Nos dias seguintes fomos à Universidade Central em uma atividade contra o Apartheid na Palestina, em que foi exibido um documentário sobre a destruição causada pelas bombas do exército israelense, e a uma maniestação que passou por algumas faculdades dentro da universidade, com palavras de ordem e colocando cartazes contra a expulsão de alguns estudantes e aos portões que a reitora pretende colocar nas entradas da universidade.



Alguns estudantes da Universidade Central estão sendo julgados e correndo o risco de serem expulsos da universidade por terem participado de uma manifestação em que arrancaram os portões colocados pela reitoria nas entradas da universidade, medida que pretende controlar o acesso à universidade, um espaço que teoricamente é de toda a comunidade e em que existe um hospital público.

A Reitora, com uma sequência de medidas autoritárias, persegue os estudantes por serem chavistas e por isso tem respaldo de grande parte do corpo docente e dicente, na sua maioria esquálidos (nome dado aos contra-revolucionários), principalmente na Faculdade de Odontologia, faculdade a qual a Reitora é professora e aonde está localizado o centro da organização esquálida, onde fomos vaiados e chingados durante a manifestação, enquanto gritávamos: "¡La UCV es del pueblo, no de la burguesia!".
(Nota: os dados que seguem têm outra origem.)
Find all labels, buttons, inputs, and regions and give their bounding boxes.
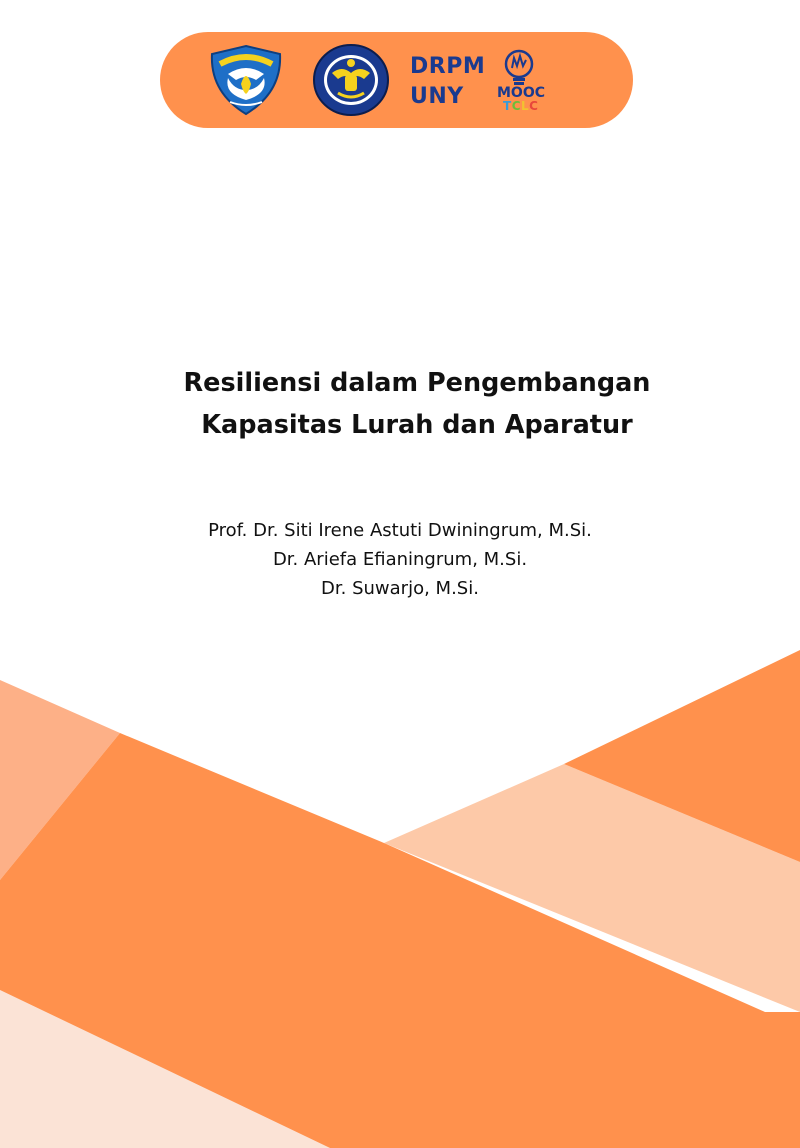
tclc-letter: L: [521, 99, 530, 113]
author-list: [0, 516, 800, 603]
light-orange-right-band: [384, 764, 800, 1012]
title-line-2: Kapasitas Lurah dan Aparatur: [201, 410, 633, 440]
tut-wuri-handayani-emblem: [208, 44, 284, 116]
author-name: Prof. Dr. Siti Irene Astuti Dwiningrum, M.Si.: [208, 520, 592, 541]
tclc-letter: C: [511, 99, 521, 113]
logo-banner: [160, 32, 633, 128]
drpm-uny-wordmark: [410, 52, 485, 112]
orange-main-band: [0, 733, 800, 1148]
tclc-letter: T: [503, 99, 512, 113]
author-name: Dr. Suwarjo, M.Si.: [321, 578, 479, 599]
uny-university-emblem: [312, 43, 390, 117]
org-line-1: DRPM: [410, 54, 486, 79]
title-line-1: Resiliensi dalam Pengembangan: [183, 368, 651, 398]
pale-peach-band: [0, 990, 330, 1148]
tclc-wordmark: [503, 100, 538, 113]
mooc-wordmark: MOOC: [497, 85, 546, 101]
light-orange-left-band: [0, 680, 120, 880]
orange-right-band: [564, 650, 800, 862]
org-line-2: UNY: [410, 84, 464, 109]
document-title: [0, 362, 800, 446]
author-name: Dr. Ariefa Efianingrum, M.Si.: [272, 549, 528, 570]
tclc-letter: C: [529, 99, 539, 113]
No dia seguinte, 04/03, participamos de uma atividade sobre o Caracaço, em que passaram um documentário sobre o período precedente ao Caracaço, seguido de relatos de pessoas que le lembravam daquela época e de um debate sobre suas causas e consequências. Nesse mesmo dia, conhecemos um jovem no refeitório. Ele sentou-se ao nosso lado e escutando falarmos um pouco rápido nos perguntou se éramos árabes (acho que por causa do nariz do Daniel, na verdade). Logo começamos a conversar, já que ele também gostava muito de futebol. Em meio a conversa ele nos disse que seu pai estava preso. Disse que seu pai trabalhava em uma empresa grande que fazia câmbio e comprava ouro e que foi nacionalizada porque foi descoberto que havia corrupção. Com as investigações, seu pai, os donos e alguns outros funcionários foram presos. O jovem acredita que seu pai é inocente e logo será solto, uma vez que não estava envolvido com todo o esquema. Mesmo considerando que o governo falhou ao prender seu pai, ele defendia firmemente a nacionalização da empresa e o governo dizendo que é um governo revolucionário, que estão ocorrendo muitas transformações sociais e que graças a isso ele e grande parte da população pobre estão podendo estudar em uma universidade pública como a UBV. Ao invéz de culpar cegamente o governo, o que não é muito difícil com todo o massacre diário da grande mídia venezuelana e mundial, por conta do que ele acredita ter sido uma falha, ele sobrepôs o processo revolucionário e todas as transformações sociais que vêm ocorrendo na Venezuela, ou seja, aspectos coletivos, a um assunto estritamente individual. Está ai um grande exemplo.